In the early stages of pregnancy, trophoblasts respond to and produce vitamin D, promoting an anti-inflammatory environment and inducing decidualization [68–70]. Vitamin D deficiency is associated with an increased risk for preeclampsia and IUGR [71]. A retrospective cross-sectional study of women with recurrent pregnancy loss (RPL) stated that vitamin D deficiency and insufficiency are associated with aPL, elevated peripheral blood natural killer (NK) cells, and elevated NK cell cytotoxicity [72]. In vitro studies confirmed the ameliorative effect of vitamin D on NK cell cytotoxicity and Th2-type response, both associated with successful pregnancy outcomes [72, 73].
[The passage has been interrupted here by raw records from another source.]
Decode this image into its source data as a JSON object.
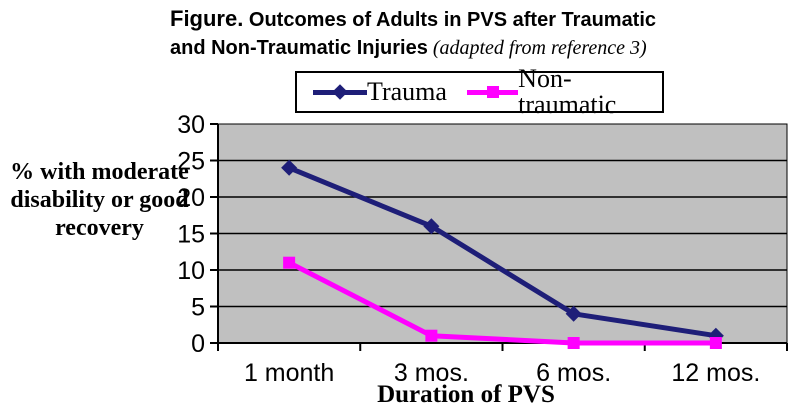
{
  "header": {
    "figure_label": "Figure.",
    "title_line1": "Outcomes of Adults in PVS after Traumatic",
    "title_line2": "and Non-Traumatic Injuries",
    "title_note": "(adapted from reference 3)"
  },
  "y_axis_label": "% with moderate\ndisability or good\nrecovery",
  "x_axis_title": "Duration of PVS",
  "chart_data": {
    "type": "line",
    "title": "Figure. Outcomes of Adults in PVS after Traumatic and Non-Traumatic Injuries (adapted from reference 3)",
    "categories": [
      "1 month",
      "3 mos.",
      "6 mos.",
      "12 mos."
    ],
    "series": [
      {
        "name": "Trauma",
        "color": "#1E1E78",
        "marker": "diamond",
        "values": [
          24,
          16,
          4,
          1
        ]
      },
      {
        "name": "Non-traumatic",
        "color": "#FF00FF",
        "marker": "square",
        "values": [
          11,
          1,
          0,
          0
        ]
      }
    ],
    "xlabel": "Duration of PVS",
    "ylabel": "% with moderate disability or good recovery",
    "ylim": [
      0,
      30
    ],
    "yticks": [
      0,
      5,
      10,
      15,
      20,
      25,
      30
    ],
    "grid": "horizontal",
    "plot_bg": "#C0C0C0",
    "axis_color": "#000000",
    "legend_position": "top"
  }
}
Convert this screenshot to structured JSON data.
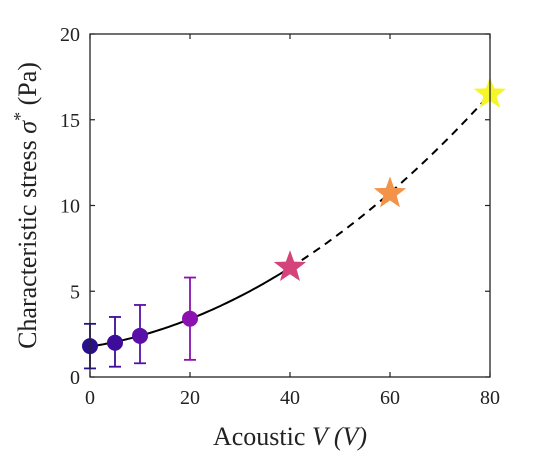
{
  "chart_data": {
    "type": "scatter",
    "xlabel_prefix": "Acoustic ",
    "xlabel_var": "V",
    "xlabel_unit": " (V)",
    "ylabel_prefix": "Characteristic stress ",
    "ylabel_var": "σ",
    "ylabel_sup": "*",
    "ylabel_unit": " (Pa)",
    "xlim": [
      0,
      80
    ],
    "ylim": [
      0,
      20
    ],
    "xticks": [
      0,
      20,
      40,
      60,
      80
    ],
    "yticks": [
      0,
      5,
      10,
      15,
      20
    ],
    "grid": false,
    "measured_points": [
      {
        "x": 0,
        "y": 1.8,
        "err_low": 0.5,
        "err_high": 3.1,
        "color": "#2a0f8c"
      },
      {
        "x": 5,
        "y": 2.0,
        "err_low": 0.6,
        "err_high": 3.5,
        "color": "#3d0c9a"
      },
      {
        "x": 10,
        "y": 2.4,
        "err_low": 0.8,
        "err_high": 4.2,
        "color": "#5a10a8"
      },
      {
        "x": 20,
        "y": 3.4,
        "err_low": 1.0,
        "err_high": 5.8,
        "color": "#8b12b0"
      }
    ],
    "star_points": [
      {
        "x": 40,
        "y": 6.4,
        "color": "#d4437a"
      },
      {
        "x": 60,
        "y": 10.7,
        "color": "#f39249"
      },
      {
        "x": 80,
        "y": 16.5,
        "color": "#f5f52a"
      }
    ],
    "fit_curve": {
      "solid_x_range": [
        0,
        40
      ],
      "dashed_x_range": [
        40,
        80
      ],
      "color": "#000000"
    }
  }
}
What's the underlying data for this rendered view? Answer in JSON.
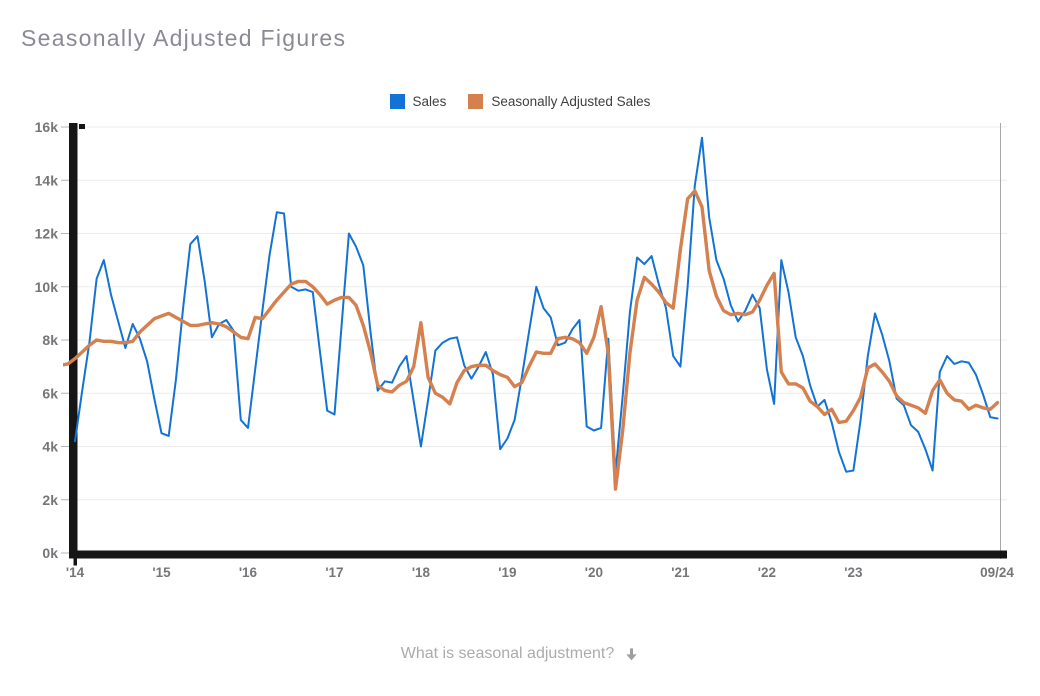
{
  "page": {
    "title": "Seasonally Adjusted Figures"
  },
  "legend": {
    "items": [
      {
        "label": "Sales",
        "color": "#1273d4"
      },
      {
        "label": "Seasonally Adjusted Sales",
        "color": "#d4814f"
      }
    ]
  },
  "footer": {
    "link_text": "What is seasonal adjustment?",
    "arrow_icon_color": "#9e9e9e"
  },
  "chart_data": {
    "type": "line",
    "title": "Seasonally Adjusted Figures",
    "unit": "thousands",
    "grid": true,
    "legend_position": "top-center",
    "cursor_line_label": "09/24",
    "x_axis": {
      "start": "2014-01",
      "end": "2024-09",
      "interval": "month",
      "year_tick_labels": [
        "'14",
        "'15",
        "'16",
        "'17",
        "'18",
        "'19",
        "'20",
        "'21",
        "'22",
        "'23"
      ],
      "end_tick_label": "09/24"
    },
    "y_axis": {
      "min": 0,
      "max": 16000,
      "tick_labels": [
        "0k",
        "2k",
        "4k",
        "6k",
        "8k",
        "10k",
        "12k",
        "14k",
        "16k"
      ]
    },
    "series": [
      {
        "name": "Sales",
        "color": "#1273d4",
        "start": "2014-01",
        "values_k": [
          4.2,
          6.1,
          7.9,
          10.3,
          11.0,
          9.7,
          8.7,
          7.7,
          8.6,
          8.05,
          7.2,
          5.8,
          4.5,
          4.4,
          6.5,
          9.2,
          11.6,
          11.9,
          10.2,
          8.1,
          8.6,
          8.75,
          8.35,
          5.0,
          4.7,
          6.9,
          9.1,
          11.2,
          12.8,
          12.75,
          10.0,
          9.85,
          9.9,
          9.8,
          7.55,
          5.35,
          5.2,
          8.6,
          12.0,
          11.5,
          10.8,
          8.3,
          6.1,
          6.45,
          6.4,
          7.0,
          7.4,
          5.7,
          4.0,
          5.75,
          7.6,
          7.9,
          8.05,
          8.1,
          7.05,
          6.55,
          7.0,
          7.55,
          6.7,
          3.9,
          4.3,
          5.0,
          6.6,
          8.3,
          10.0,
          9.2,
          8.85,
          7.8,
          7.9,
          8.4,
          8.75,
          4.75,
          4.6,
          4.7,
          8.05,
          3.0,
          5.9,
          9.05,
          11.1,
          10.85,
          11.15,
          10.1,
          9.2,
          7.4,
          7.0,
          10.0,
          13.8,
          15.6,
          12.6,
          11.0,
          10.3,
          9.3,
          8.7,
          9.1,
          9.7,
          9.2,
          6.9,
          5.6,
          11.0,
          9.8,
          8.1,
          7.4,
          6.3,
          5.5,
          5.75,
          4.9,
          3.8,
          3.05,
          3.1,
          5.0,
          7.4,
          9.0,
          8.2,
          7.2,
          5.8,
          5.55,
          4.8,
          4.55,
          3.9,
          3.1,
          6.8,
          7.4,
          7.1,
          7.2,
          7.15,
          6.7,
          5.95,
          5.1,
          5.05
        ]
      },
      {
        "name": "Seasonally Adjusted Sales",
        "color": "#d4814f",
        "start": "2013-11",
        "values_k": [
          7.05,
          7.1,
          7.3,
          7.55,
          7.8,
          8.0,
          7.95,
          7.95,
          7.9,
          7.9,
          7.95,
          8.3,
          8.55,
          8.8,
          8.9,
          9.0,
          8.85,
          8.7,
          8.55,
          8.55,
          8.6,
          8.65,
          8.6,
          8.5,
          8.3,
          8.1,
          8.05,
          8.85,
          8.8,
          9.15,
          9.5,
          9.8,
          10.1,
          10.2,
          10.2,
          10.0,
          9.7,
          9.35,
          9.5,
          9.6,
          9.6,
          9.3,
          8.55,
          7.55,
          6.3,
          6.1,
          6.05,
          6.3,
          6.45,
          7.0,
          8.65,
          6.6,
          6.0,
          5.85,
          5.6,
          6.4,
          6.85,
          7.0,
          7.05,
          7.05,
          6.85,
          6.7,
          6.6,
          6.25,
          6.4,
          7.0,
          7.55,
          7.5,
          7.5,
          8.05,
          8.1,
          8.05,
          7.9,
          7.5,
          8.1,
          9.25,
          7.5,
          2.4,
          4.6,
          7.5,
          9.5,
          10.35,
          10.1,
          9.8,
          9.4,
          9.2,
          11.4,
          13.3,
          13.6,
          13.0,
          10.6,
          9.65,
          9.1,
          8.95,
          9.0,
          8.95,
          9.05,
          9.5,
          10.05,
          10.5,
          6.8,
          6.35,
          6.35,
          6.2,
          5.7,
          5.5,
          5.2,
          5.4,
          4.9,
          4.95,
          5.35,
          5.85,
          6.95,
          7.1,
          6.8,
          6.45,
          5.9,
          5.65,
          5.55,
          5.45,
          5.25,
          6.1,
          6.5,
          6.0,
          5.75,
          5.7,
          5.4,
          5.55,
          5.45,
          5.4,
          5.65
        ]
      }
    ]
  }
}
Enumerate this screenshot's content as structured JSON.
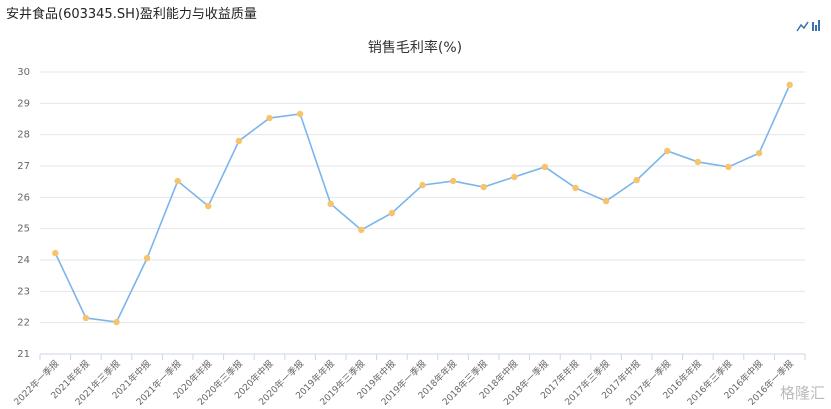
{
  "header": {
    "title": "安井食品(603345.SH)盈利能力与收益质量"
  },
  "watermark": "格隆汇",
  "chart_data": {
    "type": "line",
    "title": "销售毛利率(%)",
    "categories": [
      "2022年一季报",
      "2021年年报",
      "2021年三季报",
      "2021年中报",
      "2021年一季报",
      "2020年年报",
      "2020年三季报",
      "2020年中报",
      "2020年一季报",
      "2019年年报",
      "2019年三季报",
      "2019年中报",
      "2019年一季报",
      "2018年年报",
      "2018年三季报",
      "2018年中报",
      "2018年一季报",
      "2017年年报",
      "2017年三季报",
      "2017年中报",
      "2017年一季报",
      "2016年年报",
      "2016年三季报",
      "2016年中报",
      "2016年一季报"
    ],
    "values": [
      24.22,
      22.15,
      22.02,
      24.06,
      26.52,
      25.72,
      27.8,
      28.53,
      28.66,
      25.79,
      24.96,
      25.5,
      26.39,
      26.52,
      26.33,
      26.65,
      26.97,
      26.3,
      25.88,
      26.55,
      27.48,
      27.13,
      26.97,
      27.41,
      29.59
    ],
    "color": "#7cb5ec",
    "marker_color": "#f7c46c",
    "ylim": [
      21,
      30
    ],
    "yticks": [
      21,
      22,
      23,
      24,
      25,
      26,
      27,
      28,
      29,
      30
    ],
    "grid": true
  }
}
Studies utilizing a human first trimester trophoblast cell line and primary trophoblast cultures show that vitamin D treatment alone or combined with LMWH limits aPL-mediated inflammatory response [74]. Vitamin D also reduces the elevated anti-angiogenic factor sFlt-1 seen in aPL- and/or LMWH-treated trophoblasts and placental villi explants [74–76]. The importance of this finding lies in the strong association of sFlt-1 with preeclampsia. Elevated levels of sFlt-1 are also seen in pregnant women treated with LMWH [77–78], possibly explaining the contradictory results of studies on the effectiveness of LMWH and aspirin in aPL-associated pregnancies [79] and suggesting a role for adjunctive vitamin D in LMWH-treated obstetric APS.